The ABR uses a criterion-referenced scaled scoring system with a passing standard set by subject-matter experts. A candidate's pass/fail result depends on performance relative to the fixed cut-score rather than on other test-takers. Score reports include subdomain performance by organ system and by physics to guide future study and potential retake preparation. Results are typically released several weeks after each testing window closes.
What are the highest-yield topics?
Highest-yield topics include: physics (CT, MRI T1/T2/TR/TE/STIR/FLAIR, US Doppler, dose metrics CTDIvol/DLP), Fleischner 2017 lung nodules and Lung-RADS, ILD UIP pattern (basal subpleural honeycombing with traction bronchiectasis), LI-RADS for HCC (arterial enhancement + washout ± capsule), Bosniak 2019 renal cystic, adrenal adenoma (<10 HU; washout >60%/>40%), BI-RADS and screening guidelines, acute stroke (DWI/FLAIR, ASPECTS), MS McDonald 2017, arthritis imaging patterns, Salter-Harris, pediatric abdomen (pyloric stenosis, malrotation, intussusception), and PET-CT tracers (FDG, PSMA, DOTATATE, FES, amyloid).
How should I study for the ABR Core Exam?
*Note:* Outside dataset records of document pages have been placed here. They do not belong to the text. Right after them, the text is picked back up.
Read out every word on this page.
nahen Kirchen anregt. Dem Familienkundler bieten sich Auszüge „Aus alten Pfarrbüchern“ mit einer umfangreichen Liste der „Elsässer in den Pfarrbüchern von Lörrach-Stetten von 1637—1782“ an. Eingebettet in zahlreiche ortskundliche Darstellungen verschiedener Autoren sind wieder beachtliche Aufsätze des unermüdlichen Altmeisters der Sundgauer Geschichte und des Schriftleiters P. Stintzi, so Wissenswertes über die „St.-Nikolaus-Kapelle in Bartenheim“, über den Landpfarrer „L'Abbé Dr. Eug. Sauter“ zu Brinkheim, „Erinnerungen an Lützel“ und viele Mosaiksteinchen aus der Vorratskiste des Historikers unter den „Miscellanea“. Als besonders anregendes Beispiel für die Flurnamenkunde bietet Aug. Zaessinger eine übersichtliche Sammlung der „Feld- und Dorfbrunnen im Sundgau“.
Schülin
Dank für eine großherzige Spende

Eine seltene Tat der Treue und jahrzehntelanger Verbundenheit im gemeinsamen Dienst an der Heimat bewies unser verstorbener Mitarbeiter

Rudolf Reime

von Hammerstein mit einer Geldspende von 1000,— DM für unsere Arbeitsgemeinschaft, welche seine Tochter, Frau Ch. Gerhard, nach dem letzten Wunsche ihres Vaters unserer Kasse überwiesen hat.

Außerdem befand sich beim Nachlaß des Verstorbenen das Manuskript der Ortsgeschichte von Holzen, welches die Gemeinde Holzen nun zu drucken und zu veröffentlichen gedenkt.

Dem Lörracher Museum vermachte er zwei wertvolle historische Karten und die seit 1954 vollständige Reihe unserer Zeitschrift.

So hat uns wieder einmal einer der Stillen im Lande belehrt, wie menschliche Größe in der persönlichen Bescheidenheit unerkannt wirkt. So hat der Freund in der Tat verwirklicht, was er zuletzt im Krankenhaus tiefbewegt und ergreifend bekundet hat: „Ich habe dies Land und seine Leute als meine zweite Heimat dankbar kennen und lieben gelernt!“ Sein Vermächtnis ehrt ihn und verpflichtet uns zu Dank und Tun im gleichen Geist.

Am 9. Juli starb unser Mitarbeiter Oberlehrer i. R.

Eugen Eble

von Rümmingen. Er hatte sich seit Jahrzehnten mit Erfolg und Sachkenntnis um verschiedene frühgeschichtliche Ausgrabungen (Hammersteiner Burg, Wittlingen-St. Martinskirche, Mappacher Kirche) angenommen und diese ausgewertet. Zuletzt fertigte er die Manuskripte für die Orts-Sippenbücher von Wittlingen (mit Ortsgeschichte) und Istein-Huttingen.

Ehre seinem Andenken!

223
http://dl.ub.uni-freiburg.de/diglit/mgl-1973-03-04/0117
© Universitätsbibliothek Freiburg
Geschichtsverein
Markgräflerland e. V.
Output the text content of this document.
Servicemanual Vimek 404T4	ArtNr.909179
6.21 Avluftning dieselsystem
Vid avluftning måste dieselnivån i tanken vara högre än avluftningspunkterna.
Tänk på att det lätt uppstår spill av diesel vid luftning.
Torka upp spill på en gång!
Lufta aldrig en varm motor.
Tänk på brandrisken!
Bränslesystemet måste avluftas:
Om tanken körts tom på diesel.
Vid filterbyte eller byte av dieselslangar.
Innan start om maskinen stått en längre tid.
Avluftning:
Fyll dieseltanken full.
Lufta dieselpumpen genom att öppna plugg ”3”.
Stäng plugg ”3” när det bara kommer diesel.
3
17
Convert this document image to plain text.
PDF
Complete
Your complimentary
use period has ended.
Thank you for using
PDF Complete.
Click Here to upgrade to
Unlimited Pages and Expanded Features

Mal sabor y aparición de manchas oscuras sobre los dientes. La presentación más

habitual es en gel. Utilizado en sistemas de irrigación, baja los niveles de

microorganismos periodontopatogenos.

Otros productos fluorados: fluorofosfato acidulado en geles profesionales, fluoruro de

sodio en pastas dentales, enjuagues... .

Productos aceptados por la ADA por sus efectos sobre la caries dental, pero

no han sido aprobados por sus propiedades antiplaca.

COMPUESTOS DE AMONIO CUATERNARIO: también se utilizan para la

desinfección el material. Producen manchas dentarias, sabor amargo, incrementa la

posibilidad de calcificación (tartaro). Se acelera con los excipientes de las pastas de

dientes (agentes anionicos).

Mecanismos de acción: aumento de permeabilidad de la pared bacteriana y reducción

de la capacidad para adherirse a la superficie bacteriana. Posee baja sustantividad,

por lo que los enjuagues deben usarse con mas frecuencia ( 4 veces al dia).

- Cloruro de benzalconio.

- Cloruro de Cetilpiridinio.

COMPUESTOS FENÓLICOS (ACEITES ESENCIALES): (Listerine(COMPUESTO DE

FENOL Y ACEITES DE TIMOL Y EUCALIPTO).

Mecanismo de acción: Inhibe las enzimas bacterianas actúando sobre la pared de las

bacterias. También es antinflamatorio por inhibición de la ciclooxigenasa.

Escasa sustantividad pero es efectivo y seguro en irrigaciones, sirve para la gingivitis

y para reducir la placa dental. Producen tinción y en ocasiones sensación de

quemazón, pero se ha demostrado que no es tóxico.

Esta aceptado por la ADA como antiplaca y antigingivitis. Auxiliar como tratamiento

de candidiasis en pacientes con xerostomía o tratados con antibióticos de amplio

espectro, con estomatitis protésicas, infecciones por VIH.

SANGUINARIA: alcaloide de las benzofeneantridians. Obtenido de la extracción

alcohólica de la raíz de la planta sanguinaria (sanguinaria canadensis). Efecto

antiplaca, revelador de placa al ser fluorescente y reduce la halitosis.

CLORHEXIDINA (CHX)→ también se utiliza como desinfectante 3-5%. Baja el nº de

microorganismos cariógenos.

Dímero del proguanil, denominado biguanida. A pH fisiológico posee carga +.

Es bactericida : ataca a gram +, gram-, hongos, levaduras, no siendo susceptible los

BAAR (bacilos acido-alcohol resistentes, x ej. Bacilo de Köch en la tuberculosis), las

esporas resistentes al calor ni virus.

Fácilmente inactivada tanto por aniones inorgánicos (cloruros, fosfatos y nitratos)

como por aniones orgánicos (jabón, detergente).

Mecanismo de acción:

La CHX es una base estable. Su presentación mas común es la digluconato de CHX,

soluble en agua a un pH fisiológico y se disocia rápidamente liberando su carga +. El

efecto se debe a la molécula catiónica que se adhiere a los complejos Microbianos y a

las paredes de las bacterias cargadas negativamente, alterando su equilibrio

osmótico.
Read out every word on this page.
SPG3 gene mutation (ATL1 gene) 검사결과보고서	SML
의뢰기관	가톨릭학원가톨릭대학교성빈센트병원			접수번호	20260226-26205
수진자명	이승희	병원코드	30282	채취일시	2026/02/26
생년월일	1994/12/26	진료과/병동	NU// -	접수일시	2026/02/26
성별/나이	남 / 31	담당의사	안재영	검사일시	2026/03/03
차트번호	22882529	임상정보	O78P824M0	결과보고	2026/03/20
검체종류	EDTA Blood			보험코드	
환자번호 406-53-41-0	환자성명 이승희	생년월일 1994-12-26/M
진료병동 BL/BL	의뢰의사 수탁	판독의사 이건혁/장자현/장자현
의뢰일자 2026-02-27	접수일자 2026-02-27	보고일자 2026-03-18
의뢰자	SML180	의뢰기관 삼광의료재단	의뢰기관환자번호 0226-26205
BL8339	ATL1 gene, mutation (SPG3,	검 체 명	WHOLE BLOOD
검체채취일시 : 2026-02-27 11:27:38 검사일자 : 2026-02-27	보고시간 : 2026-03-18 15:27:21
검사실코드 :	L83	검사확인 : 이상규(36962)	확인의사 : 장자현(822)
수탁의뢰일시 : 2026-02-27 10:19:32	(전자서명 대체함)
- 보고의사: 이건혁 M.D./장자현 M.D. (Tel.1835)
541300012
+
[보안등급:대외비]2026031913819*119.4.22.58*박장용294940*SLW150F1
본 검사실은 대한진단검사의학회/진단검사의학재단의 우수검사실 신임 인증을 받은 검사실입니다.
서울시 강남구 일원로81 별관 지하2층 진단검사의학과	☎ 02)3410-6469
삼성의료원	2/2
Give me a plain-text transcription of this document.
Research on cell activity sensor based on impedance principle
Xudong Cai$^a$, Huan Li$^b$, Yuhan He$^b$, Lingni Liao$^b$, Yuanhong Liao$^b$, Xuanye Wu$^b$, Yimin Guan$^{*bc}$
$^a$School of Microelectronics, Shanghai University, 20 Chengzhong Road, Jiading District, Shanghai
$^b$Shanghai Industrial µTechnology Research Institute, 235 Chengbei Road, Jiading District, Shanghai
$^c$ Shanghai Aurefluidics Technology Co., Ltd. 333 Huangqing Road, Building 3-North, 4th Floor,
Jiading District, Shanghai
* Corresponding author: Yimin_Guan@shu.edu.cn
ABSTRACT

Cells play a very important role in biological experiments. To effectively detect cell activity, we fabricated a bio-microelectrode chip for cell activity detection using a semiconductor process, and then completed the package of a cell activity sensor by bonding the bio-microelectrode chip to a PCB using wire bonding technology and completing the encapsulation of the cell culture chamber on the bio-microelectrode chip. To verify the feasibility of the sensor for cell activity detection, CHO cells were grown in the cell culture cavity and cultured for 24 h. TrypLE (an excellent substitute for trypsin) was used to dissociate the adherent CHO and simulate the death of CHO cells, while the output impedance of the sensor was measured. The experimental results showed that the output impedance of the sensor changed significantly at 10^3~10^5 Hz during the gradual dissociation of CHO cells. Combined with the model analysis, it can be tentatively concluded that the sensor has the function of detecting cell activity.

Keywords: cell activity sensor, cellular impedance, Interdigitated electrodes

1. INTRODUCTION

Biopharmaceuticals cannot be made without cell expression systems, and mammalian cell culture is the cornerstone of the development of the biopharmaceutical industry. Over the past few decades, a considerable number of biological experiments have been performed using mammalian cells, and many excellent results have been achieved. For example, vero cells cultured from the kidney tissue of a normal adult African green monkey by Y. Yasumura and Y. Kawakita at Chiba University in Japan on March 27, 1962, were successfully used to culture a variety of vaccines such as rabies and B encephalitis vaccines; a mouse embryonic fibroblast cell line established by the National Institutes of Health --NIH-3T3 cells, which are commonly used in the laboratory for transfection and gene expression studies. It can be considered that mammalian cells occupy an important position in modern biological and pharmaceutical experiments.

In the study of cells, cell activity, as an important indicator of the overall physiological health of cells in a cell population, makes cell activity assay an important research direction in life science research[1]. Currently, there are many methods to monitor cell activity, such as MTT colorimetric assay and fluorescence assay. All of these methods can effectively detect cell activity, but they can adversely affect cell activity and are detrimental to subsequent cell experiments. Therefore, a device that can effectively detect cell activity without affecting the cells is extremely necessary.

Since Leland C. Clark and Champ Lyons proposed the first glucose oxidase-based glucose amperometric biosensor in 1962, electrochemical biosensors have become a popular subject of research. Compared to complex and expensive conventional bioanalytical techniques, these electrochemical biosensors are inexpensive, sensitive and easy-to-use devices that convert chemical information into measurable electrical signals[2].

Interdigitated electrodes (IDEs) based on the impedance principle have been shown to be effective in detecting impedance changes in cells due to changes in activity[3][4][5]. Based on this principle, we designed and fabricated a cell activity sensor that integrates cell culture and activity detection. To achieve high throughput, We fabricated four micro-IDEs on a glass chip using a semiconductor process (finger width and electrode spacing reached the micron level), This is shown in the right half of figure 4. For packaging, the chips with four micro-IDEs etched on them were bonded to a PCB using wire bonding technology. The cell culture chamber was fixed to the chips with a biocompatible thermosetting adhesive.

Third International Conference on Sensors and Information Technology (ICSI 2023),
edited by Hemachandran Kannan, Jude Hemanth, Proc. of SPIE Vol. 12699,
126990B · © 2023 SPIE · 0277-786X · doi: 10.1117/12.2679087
Use a structured 18-24 month longitudinal plan beginning in PGY-3 and intensifying in PGY-4. Map to the ABR Core Exam study guide: lead with physics (Hendee, Huda, RSNA/AAPM physics modules), then body imaging (Brant and Helms, Webb/Brant/Major chest, Federle abdomen), neuroradiology (Osborn), MSK (Manaster), pediatric (Donnelly Fundamentals), nuclear medicine (Mettler, RADPrimer/STATdx), and breast (ACR BI-RADS). Drill image-rich MCQs (RSNA Diagnostic Radiology In-Training Exam (DXIT), ACR In-Training, Radprimer, Crack the Core, Core Review series) and complete 2-3 full-length timed mock exams.